«Иисус, тотчас узнав духом Своим, что они так помышляют в себе, сказал им: для чего так помышляете в сердцах ваших? Что легче? сказать ли расслабленному: прощаются тебе грехи? или сказать: встань, возьми свою постель и ходи?» (Мк 2:8-9).
Анекдот времён Второй мировой: едет санитарный поезд, раненые, дистрофики, больные. С верхней полки спускается ниточка и слабый голос просит: «Папироску привяжите, пожалуйста!» Привязывают. Верёвочка дёргается, но не поднимается. Голос жалобно: «Вы что, и спичку привязали?»
Кажется, что исцелить паралич — папироска, а простить грехи спичка.

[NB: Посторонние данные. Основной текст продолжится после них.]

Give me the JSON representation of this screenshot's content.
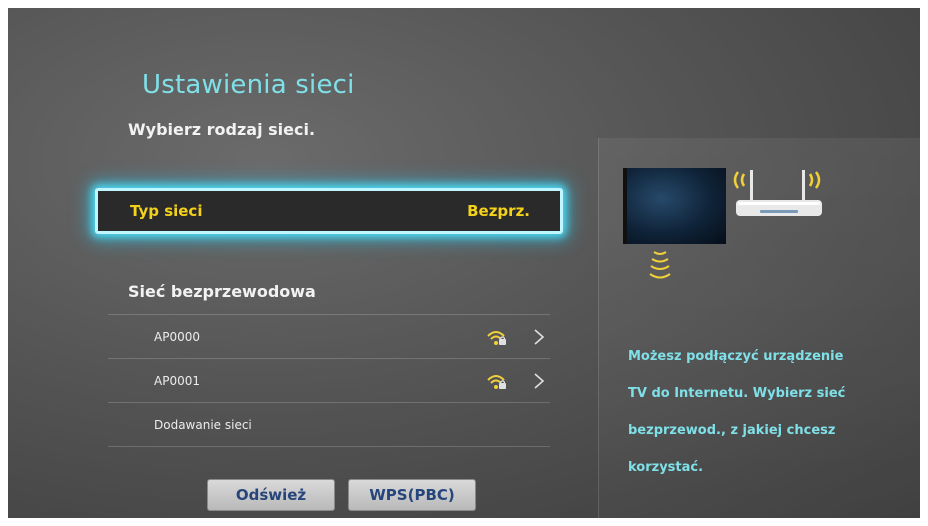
{
  "page": {
    "title": "Ustawienia sieci",
    "subtitle": "Wybierz rodzaj sieci."
  },
  "network_type": {
    "label": "Typ sieci",
    "value": "Bezprz."
  },
  "wireless": {
    "section_title": "Sieć bezprzewodowa",
    "items": [
      {
        "label": "AP0000",
        "icon": "wifi-signal-icon",
        "has_arrow": true
      },
      {
        "label": "AP0001",
        "icon": "wifi-signal-icon",
        "has_arrow": true
      },
      {
        "label": "Dodawanie sieci",
        "icon": "",
        "has_arrow": false
      }
    ]
  },
  "buttons": {
    "refresh": "Odśwież",
    "wps": "WPS(PBC)"
  },
  "info": {
    "lines": [
      "Możesz podłączyć urządzenie",
      "TV do Internetu. Wybierz sieć",
      "bezprzewod., z jakiej chcesz",
      "korzystać."
    ]
  },
  "colors": {
    "title_accent": "#7fe0e8",
    "highlight_text": "#f5d21a",
    "focus_glow": "#4fd8f0",
    "button_text": "#26457a"
  }
}
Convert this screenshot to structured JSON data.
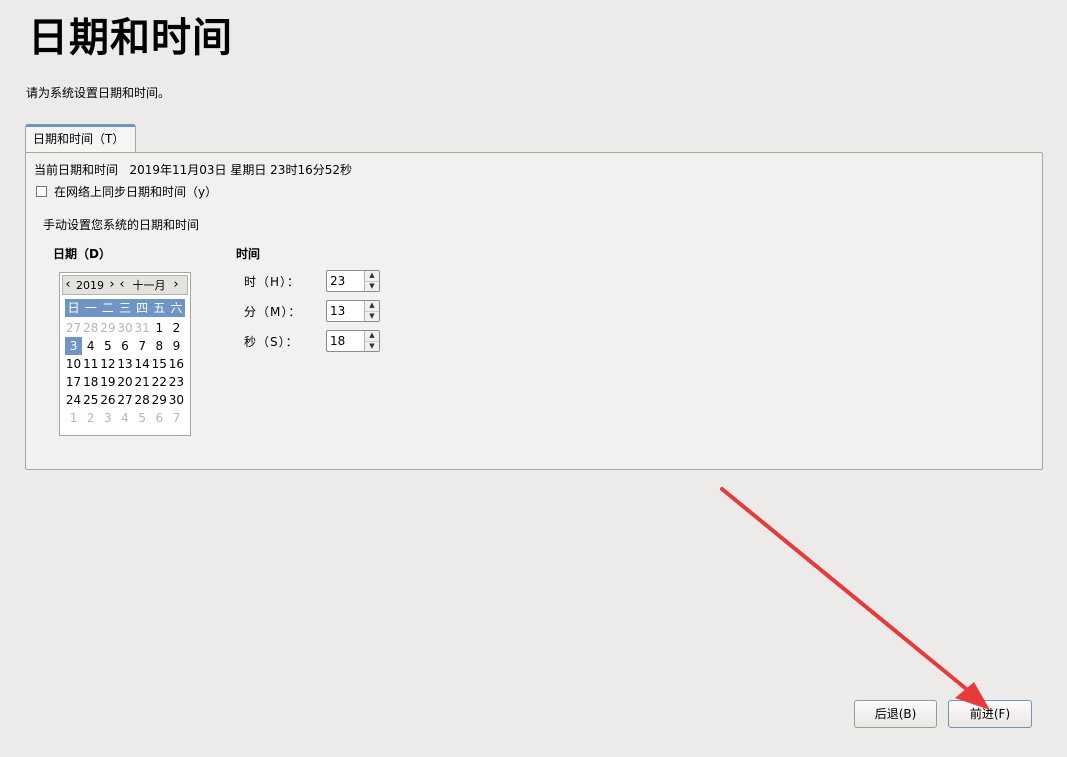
{
  "page": {
    "title": "日期和时间",
    "subtitle": "请为系统设置日期和时间。"
  },
  "tab": {
    "label": "日期和时间（T）"
  },
  "panel": {
    "current_label": "当前日期和时间",
    "current_value": "2019年11月03日  星期日  23时16分52秒",
    "sync_label": "在网络上同步日期和时间（y）",
    "sync_checked": false,
    "manual_heading": "手动设置您系统的日期和时间"
  },
  "date": {
    "label": "日期（D）",
    "calendar": {
      "year": "2019",
      "month": "十一月",
      "weekdays": [
        "日",
        "一",
        "二",
        "三",
        "四",
        "五",
        "六"
      ],
      "rows": [
        [
          "27",
          "28",
          "29",
          "30",
          "31",
          "1",
          "2"
        ],
        [
          "3",
          "4",
          "5",
          "6",
          "7",
          "8",
          "9"
        ],
        [
          "10",
          "11",
          "12",
          "13",
          "14",
          "15",
          "16"
        ],
        [
          "17",
          "18",
          "19",
          "20",
          "21",
          "22",
          "23"
        ],
        [
          "24",
          "25",
          "26",
          "27",
          "28",
          "29",
          "30"
        ],
        [
          "1",
          "2",
          "3",
          "4",
          "5",
          "6",
          "7"
        ]
      ],
      "selected_day": "3",
      "highlight_color": "#6f95c4"
    }
  },
  "time": {
    "label": "时间",
    "hour_label": "时（H）：",
    "hour_value": "23",
    "minute_label": "分（M）：",
    "minute_value": "13",
    "second_label": "秒（S）：",
    "second_value": "18"
  },
  "buttons": {
    "back": "后退(B)",
    "next": "前进(F)"
  },
  "annotation": {
    "arrow_color": "#e83a3a"
  }
}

Только вот наука уже может исцелять расслабленных, во всяком случае, обеспечивать им активную жизнь, как Хокингу. Протезы, компьютеры, подключаемые к нервным окончаниям...
Но никакая наука и техника не могут заставить даже маленького ребёнка простить обидчика.
Сам, только сам. Простить — тяжёлый труд. Прощая, я творю совершенно новую реальность, в которой обидчик не обидчик, а я не обиженный. Это посильнее андронного коллайдера.
Кажется, что у Бога этой проблемы нет. Он же всесильный.
Прямо наоборот! Бог творит мир не потому, что Бог всесилен, а вопреки этому. Сотворением мира Бог ограничивает Своё всесилие свободой творения — особенно свободой человека. Бог наделяет человека Своим образом, а в этом образе — свобода.
Богу простить человека тяжело. Намного тяжелее, чем человеку простить человека. Мы прощаем друга по слабости, в расчёте на взаимность. Я тебе твой грех прощу, ты мне мой. А у Бога нет греха, который бы мы должны были Ему прощать. Хотя мы всё время ищем за Ним такой грешок — к этому сводится «теодицея», поиск — за что бы такое простить, оправдать Бога.
Мы прощаем расслабленно, паралично, неполно, ущербно. Бог прощает наотмашь.
Наш паралич пройдёт, когда мы скажем себе, что не можем прощать, что лишь имитируем прощение, что до глубины не прощаем — и согласимся лучше быть паралитиками телом, но дать Богу прощать через нас, как только Бог может прощать.